Les projecteurs de l'actualité se sont récemment braqués sur le phénomène Bitcoins à l'occasion de la cessation d’activité soudaine et médiatisée de l'une de leur plus grandes plateformes d’échanges, MtGox. L'incident MtGox a eu pour vertu de mettre en lumière de nombreuses problématiques concernant la viabilité, la sécurité ainsi que les risques associés à ce système monétaire virtuel sans véritable précédent et jusqu'alors peu connu du grand public.

Le Bitcoin a été créé en 2009 a priori[1] comme un mode alternatif possible de règlement sécurisé des transactions sur Internet en dehors de toutes contraintes d'autorité centrale d'émission ou de contrôle. Il se présente comme une unité de valeur dématérialisée, correspondant à un nombre dont les propriétés mathématiques sont uniques et particulières. Chaque nombre correspond donc à une « pièce »[2] ou unité, émise graduellement (ou « trouvée »[3]) aux termes de longs calculs effectués grâce à de puissants ordinateurs mis à disposition par d'innombrables participants au système, dispersés dans le monde entier et appelés « miners »[4]. Dès l’origine, les concepteurs du projet ont volontairement limité le nombre de Bitcoins à « trouver » à 21 millions d’unités. A ce jour, le nombre de Bitcoins créés est estimé à environ 12,2 millions[5], et il est prévu que l'émission se poursuive encore quelques dizaines d’années jusqu'à atteindre le plafond initialement fixé.

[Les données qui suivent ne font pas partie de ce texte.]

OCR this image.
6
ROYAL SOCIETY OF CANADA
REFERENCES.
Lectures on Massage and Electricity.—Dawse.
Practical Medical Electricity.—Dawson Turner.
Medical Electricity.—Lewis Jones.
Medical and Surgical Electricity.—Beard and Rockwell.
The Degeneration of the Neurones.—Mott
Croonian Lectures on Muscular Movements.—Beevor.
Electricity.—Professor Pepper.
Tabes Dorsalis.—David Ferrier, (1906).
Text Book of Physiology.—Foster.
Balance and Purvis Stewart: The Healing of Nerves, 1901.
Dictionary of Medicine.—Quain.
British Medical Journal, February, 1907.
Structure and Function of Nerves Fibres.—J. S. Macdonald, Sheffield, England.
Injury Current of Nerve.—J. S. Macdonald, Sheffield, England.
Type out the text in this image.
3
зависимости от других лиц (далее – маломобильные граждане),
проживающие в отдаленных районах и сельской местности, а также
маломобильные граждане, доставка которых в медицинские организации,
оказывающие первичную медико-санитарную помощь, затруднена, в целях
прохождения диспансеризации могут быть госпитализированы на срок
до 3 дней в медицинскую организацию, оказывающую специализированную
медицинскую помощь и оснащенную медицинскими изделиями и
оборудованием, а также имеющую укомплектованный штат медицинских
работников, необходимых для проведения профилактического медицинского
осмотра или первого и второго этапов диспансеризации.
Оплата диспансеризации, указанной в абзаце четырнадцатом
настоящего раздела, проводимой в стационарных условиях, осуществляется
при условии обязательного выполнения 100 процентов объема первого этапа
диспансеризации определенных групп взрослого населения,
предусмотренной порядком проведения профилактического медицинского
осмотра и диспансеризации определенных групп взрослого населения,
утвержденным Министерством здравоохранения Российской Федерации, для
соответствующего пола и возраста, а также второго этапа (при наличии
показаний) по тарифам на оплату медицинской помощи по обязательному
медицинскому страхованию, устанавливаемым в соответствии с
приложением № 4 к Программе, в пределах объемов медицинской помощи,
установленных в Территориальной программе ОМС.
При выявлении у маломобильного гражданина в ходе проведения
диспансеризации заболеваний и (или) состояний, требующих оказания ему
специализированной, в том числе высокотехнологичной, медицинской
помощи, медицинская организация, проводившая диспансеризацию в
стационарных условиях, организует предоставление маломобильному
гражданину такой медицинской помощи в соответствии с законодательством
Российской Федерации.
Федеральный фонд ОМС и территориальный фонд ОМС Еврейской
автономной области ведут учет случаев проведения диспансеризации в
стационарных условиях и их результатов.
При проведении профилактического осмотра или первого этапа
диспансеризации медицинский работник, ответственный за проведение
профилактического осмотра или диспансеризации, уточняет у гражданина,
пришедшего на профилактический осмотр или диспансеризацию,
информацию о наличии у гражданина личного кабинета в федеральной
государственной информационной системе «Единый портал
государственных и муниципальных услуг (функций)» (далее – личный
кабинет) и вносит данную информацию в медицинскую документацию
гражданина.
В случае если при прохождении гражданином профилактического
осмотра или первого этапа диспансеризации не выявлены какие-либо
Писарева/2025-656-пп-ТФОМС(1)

N'importe qui peut se porter acquéreur de Bitcoins émis et en circulation par le biais de plateformes d’échanges et contre des devises ayant cours légal. On peut également en obtenir en vendant des biens ou services sur Internet rémunérés en Bitcoins. Les Bitcoins sont utilisables pour des transactions sur Internet auprès de l’un des 60.000 sites acceptant ce mode de paiement, ou entre particuliers acquis au système. Ils sont également devenus un outil de spéculation, comme n'importe quelle autre valeur faisant l'objet d'échanges.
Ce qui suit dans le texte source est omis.